2025 Plan launched yesterday at Rare Disease Day Reception.
Minister Ashley Dalton, Parliamentary Under Secretary of State for Health and Social Care, spoke to attendees at the Rare Disease Day Westminster reception yesterday, providing a preview of the 2025 England Rare Diseases Action Plan, launched today. In her speech the minister praised Genetic Alliance UK and our members for the role we’ve taken to inform this plan. So what’s new?
Care coordination
NHS England has created a model to incentivise clinics for rare conditions that involve multiple healthcare professionals together in the same session. This should help reduce the number of clinics people living with rare conditions have to attend, and improve the coordination of care between different parts of the health service. Our community have been calling for this type of coordination, so the removal of NHS financial barriers to achieving this is welcome.

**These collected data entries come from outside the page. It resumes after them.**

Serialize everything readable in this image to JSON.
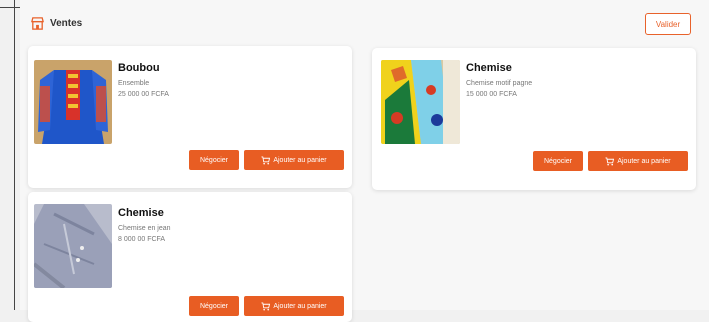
{
  "header": {
    "brand_label": "Ventes",
    "top_button_label": "Valider"
  },
  "products": [
    {
      "title": "Boubou",
      "line1": "Ensemble",
      "line2": "25 000 00 FCFA",
      "image": "boubou-photo",
      "btn_secondary": "Négocier",
      "btn_primary": "Ajouter au panier"
    },
    {
      "title": "Chemise",
      "line1": "Chemise motif pagne",
      "line2": "15 000 00 FCFA",
      "image": "chemise-photo",
      "btn_secondary": "Négocier",
      "btn_primary": "Ajouter au panier"
    },
    {
      "title": "Chemise",
      "line1": "Chemise en jean",
      "line2": "8 000 00 FCFA",
      "image": "chemise-jean-photo",
      "btn_secondary": "Négocier",
      "btn_primary": "Ajouter au panier"
    }
  ],
  "colors": {
    "accent": "#e85d23",
    "card_bg": "#ffffff"
  }
}
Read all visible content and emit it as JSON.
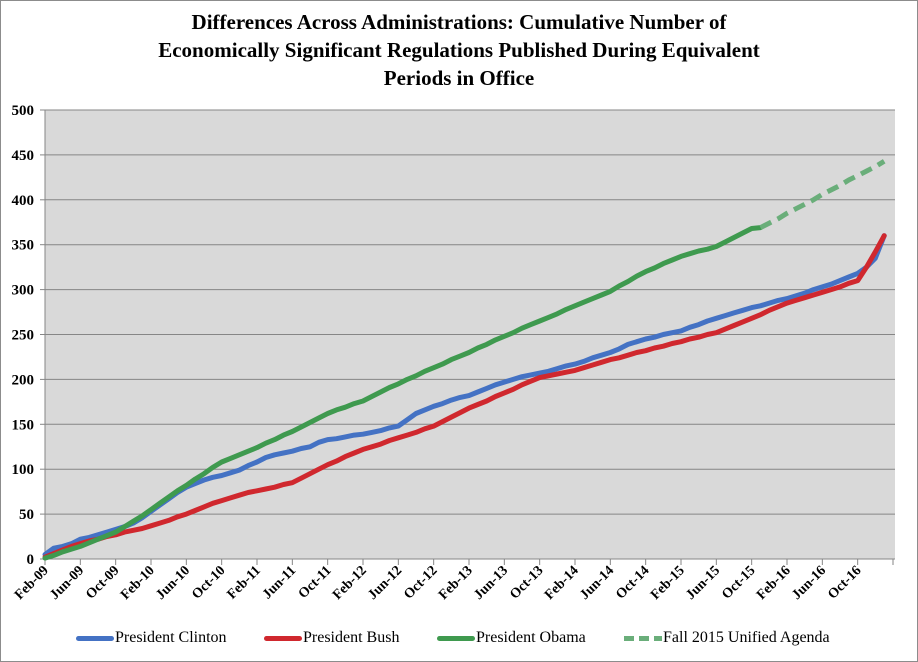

Clinical trials for rare conditions
The action plan sets out how the clinical trial regulator (Medicines and Healthcare Products Regulatory Agency) is planning to facilitate clinical trials in the UK, including for rare conditions and into innovative technologies like gene and cell therapies, while maintaining the safety of participants. Having clinical trials in the UK benefits us by keeping the best doctors here and offering possible innovation to people with unmet need. The flexibility being introduced should make it easier to run trials for small populations in the UK and in collaboration with other countries.
Individualised therapies in the NHS
Antisense-oligonucleotides (ASOs) are a way to ‘silence’ genes where their activity is causing a rare condition. This is cutting-edge innovation, where medicines would be bespoke to individuals. In the third new action of this plan, NHS England is committing to develop a framework on how to deliver these treatments – including how to make funding decisions on these treatments. This would mean that innovation generated by initiatives like the UK Platform for Nucleic Acid Therapies (UPNAT) and the Rare Therapies Launchpad at Genomics England, would have a pathway to people that need the treatments.
Delay to implementation of England SWAN clinics
NHS England has been building on learning from the pilot of a SWAN (syndromes without a name) clinic in Wales to plan for a pathway in England. The plan unfortunately announces a pause to the implementation of this because of funds, which will be disappointing to families with children with undiagnosed genetic conditions. We do not want to lose momentum on this work, so we will contact NHS England to understand more. This may provide an opportunity to embed a service to people with undiagnosed conditions more centrally in the medical genomics service in England.
What’s next?
There are many other ongoing actions in the Action Plan, and we have a final year to deliver the UK Rare Diseases Framework – but in January 2026, the Framework does come to an end. So we now have one year:
- to help our policy-makers maintain the UK-wide consensus that gave us the UK Rare Diseases Framework
- to continue to work to align the delivery of the 10 year plan with our community’s priorities
- And to identify new priorities and opportunities for the future – we don’t have to stick with the same approach – our report highlights partner organisations who are bringing more perspectives and dimensions to what a future policy framework can achieve.
We were delighted that Minister Dalton committed to being part of conversations across the four nations and with all of us as key stakeholders to understand what the next steps should be. Genetic Alliance UK plans to work hard to keep us all involved.